How Do I Look in This Beret?

Norman Levitt has some very pointed things to say about Harvard.

Harvard University, the oldest in the USA and the wealthiest in the world, thinks very well of itself…It is an open secret that [Summers] was handed the helm at Harvard out of a growing sense that the place had grown stale, complacent, and narcissistic. Too many Harvard professors had settled into the habit of assuming that any old doctrine, opinion, or casual observation they chanced to utter was, ipso facto, profound and epochal merely because it issued from the great faux-Georgian citadel on the Charles. In truth, the place had grown somewhat dowdy, intellectually speaking, and, even worse, had proved itself susceptible to the vagaries of academic fashion…In some areas, Harvard had not only tolerated trendy mediocrity, but actively embraced it. Summers’ task, then, was to shake things up and to restore a relentlessly meritocratic ethic to the process of hiring and rewarding faculty where mere piety and sentimentality had previously been permitted to call the shots.

It’s funny how exactly like the New York Times that description sounds – at least to me. Thinks very well of itself; stale, complacent, and narcissistic; profound merely because it is itself; intellectually dowdy; medicrity; piety. The Times has a dreadful habit of announcing that it’s the best newspaper in the world – which apart from anything else simply can’t be true, can it? Surely in the entire world there are better newspapers than the Times – aren’t there? If not I think I’ll have to join the French Foreign Legion.

But that’s a digression – except it’s not entirely: because the phenomenon of the complacently mediocre top of the heap is interesting, and it’s part of what Levitt is talking about. His account sounds plausible to me because I’ve seen the same sort of smugness in other institutions with excessively solid reputations. Or in people with the same things. Remember the Cornel West fuss?

Summers lost no time in taking up the challenge. Early in his regime, he notoriously confronted Black Studies eminence Cornel West, essentially accusing him of goofing off with flashy and trivial projects (like voice-overs on hip-hop CDs) rather than turning out scholarly work of real substance. The touchy West promptly picked up his marbles and headed for Princeton, where a certain soft-heartedness still reigns. Many Harvard students, bred on the platitudes of ‘diversity’ and greatly susceptible to West’s showmanship, were outraged…But though some still blame Summers for ‘losing’ West, the prevailing opinion – most often stated anonymously, of course – is that Summers did the university a favour by cleverly easing out a dubious academic ‘superstar.’

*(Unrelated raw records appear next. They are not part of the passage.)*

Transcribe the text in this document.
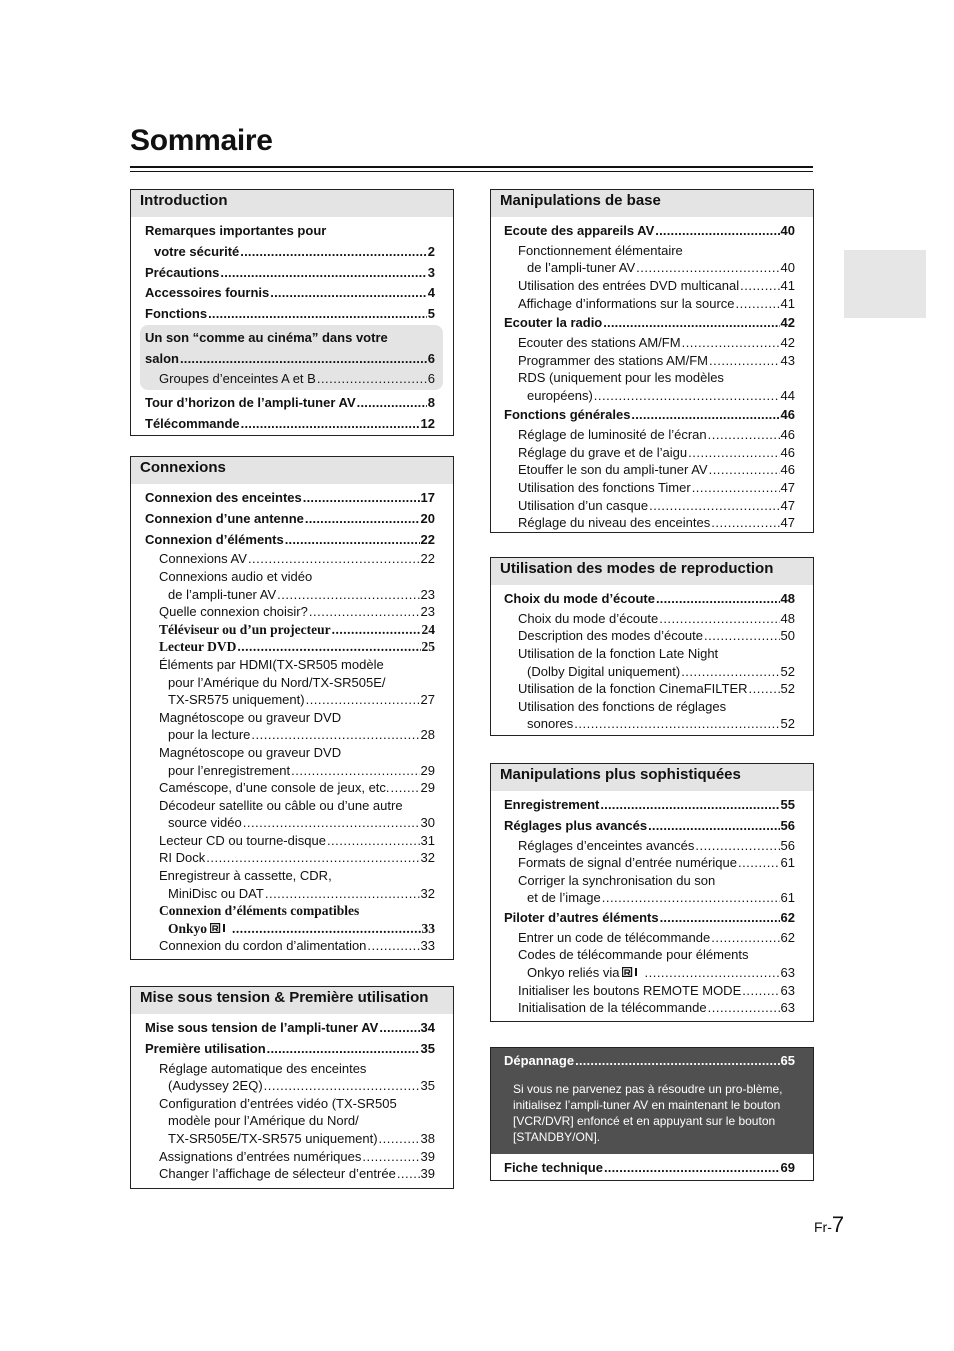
Sommaire
Introduction
Remarques importantes pour
votre sécurité .....	2
Précautions .....	3
Accessoires fournis .....	4
Fonctions .....	5
Un son “comme au cinéma” dans votre
salon .....	6
Groupes d’enceintes A et B .....	6
Tour d’horizon de l’ampli-tuner AV .....	8
Télécommande .....	12
Connexions
Connexion des enceintes .....	17
Connexion d’une antenne .....	20
Connexion d’éléments .....	22
Connexions AV .....	22
Connexions audio et vidéo
de l’ampli-tuner AV .....	23
Quelle connexion choisir? .....	23
Téléviseur ou d’un projecteur .....	24
Lecteur DVD .....	25
Éléments par HDMI(TX-SR505 modèle
pour l’Amérique du Nord/TX-SR505E/
TX-SR575 uniquement) .....	27
Magnétoscope ou graveur DVD
pour la lecture .....	28
Magnétoscope ou graveur DVD
pour l’enregistrement .....	29
Caméscope, d’une console de jeux, etc. ..... 29
Décodeur satellite ou câble ou d’une autre
source vidéo .....	30
Lecteur CD ou tourne-disque .....	31
RI Dock .....	32
Enregistreur à cassette, CDR,
MiniDisc ou DAT .....	32
Connexion d’éléments compatibles
Onkyo .....	33
Connexion du cordon d’alimentation .....	33
Mise sous tension & Première utilisation
Mise sous tension de l’ampli-tuner AV .....	34
Première utilisation .....	35
Réglage automatique des enceintes
(Audyssey 2EQ) .....	35
Configuration d’entrées vidéo (TX-SR505
modèle pour l’Amérique du Nord/
TX-SR505E/TX-SR575 uniquement) .....	38
Assignations d’entrées numériques .....	39
Changer l’affichage de sélecteur d’entrée ..... 39
Manipulations de base
Ecoute des appareils AV .....	40
Fonctionnement élémentaire
de l’ampli-tuner AV .....	40
Utilisation des entrées DVD multicanal .....	41
Affichage d’informations sur la source .....	41
Ecouter la radio .....	42
Ecouter des stations AM/FM .....	42
Programmer des stations AM/FM .....	43
RDS (uniquement pour les modèles
européens) .....	44
Fonctions générales .....	46
Réglage de luminosité de l’écran .....	46
Réglage du grave et de l’aigu .....	46
Etouffer le son du ampli-tuner AV .....	46
Utilisation des fonctions Timer .....	47
Utilisation d’un casque .....	47
Réglage du niveau des enceintes .....	47
Utilisation des modes de reproduction
Choix du mode d’écoute .....	48
Choix du mode d’écoute .....	48
Description des modes d’écoute .....	50
Utilisation de la fonction Late Night
(Dolby Digital uniquement) .....	52
Utilisation de la fonction CinemaFILTER .....	52
Utilisation des fonctions de réglages
sonores .....	52
Manipulations plus sophistiquées
Enregistrement .....	55
Réglages plus avancés .....	56
Réglages d’enceintes avancés .....	56
Formats de signal d’entrée numérique .....	61
Corriger la synchronisation du son
et de l’image .....	61
Piloter d’autres éléments .....	62
Entrer un code de télécommande .....	62
Codes de télécommande pour éléments
Onkyo reliés via .....	63
Initialiser les boutons REMOTE MODE .....	63
Initialisation de la télécommande .....	63
Dépannage .....	65
Si vous ne parvenez pas à résoudre un pro-blème, initialisez l’ampli-tuner AV en maintenant le bouton [VCR/DVR] enfoncé et en appuyant sur le bouton [STANDBY/ON].
Fiche technique .....	69
Fr-7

Showmanship. Just so. That’s a serious occupational hazard for academics, you know. It comes of spending much of one’s waking time telling callow ignorant young people what’s what. (We have a joke about it in the Dictionary. ‘Socratic deformation or elenchusitis.’) Men are especially prone to it. Yes they are; don’t argue. Come on, you know they are. It’s the sex thing. They know their students are going to get crushes on them – how can they help strutting a little? Whereas women mostly know their students are not going to get crushes on them, and are mostly not all that flattered if they do. (Why? Because young men are repellent, while young women are attractive. Next question.) Then add some flashy ‘radical’ politics and ‘Indian’ credentials (however bogus), and you’ve got yourself a first-class Che-wannabe. Tweak the ingredients and you’ve got Cornel West. Tweak again and you’ve got Judith Butler (I said men are especially prone, not exclusively). Particularly at a time when there are a lot of people around inexplicably willing to call some academics ‘superstars’ – the temptation is clearly almost overpowering. But how nice it would be if the dears would resist. They kind of discredit the whole enterprise when they preen themselves in public. They feed into the suspicion of people like Fox News anchors that universities are nothing but theatrical settings for people who like to dress up as wevowutionawies and frighten the bourgeoisie.

I was actually going to talk about the substance of Levitt’s article but I got sidetracked by the style question. But that’s just it: in a lot of cases I think the style is the substance. Looking at and reading Ward Churchill, I find myself convinced that he doesn’t really mean any of it, that he just says the most ‘radical’ thing he can manage to think of, for the sake of saying it. To show off, basically. I knew people like that when I was at university – boy, did I. They were so much more into posing than they were into really thinking about what they were talking about. Vanity, vanity, all is vanity, saith the preacher. Well he was a showoff too.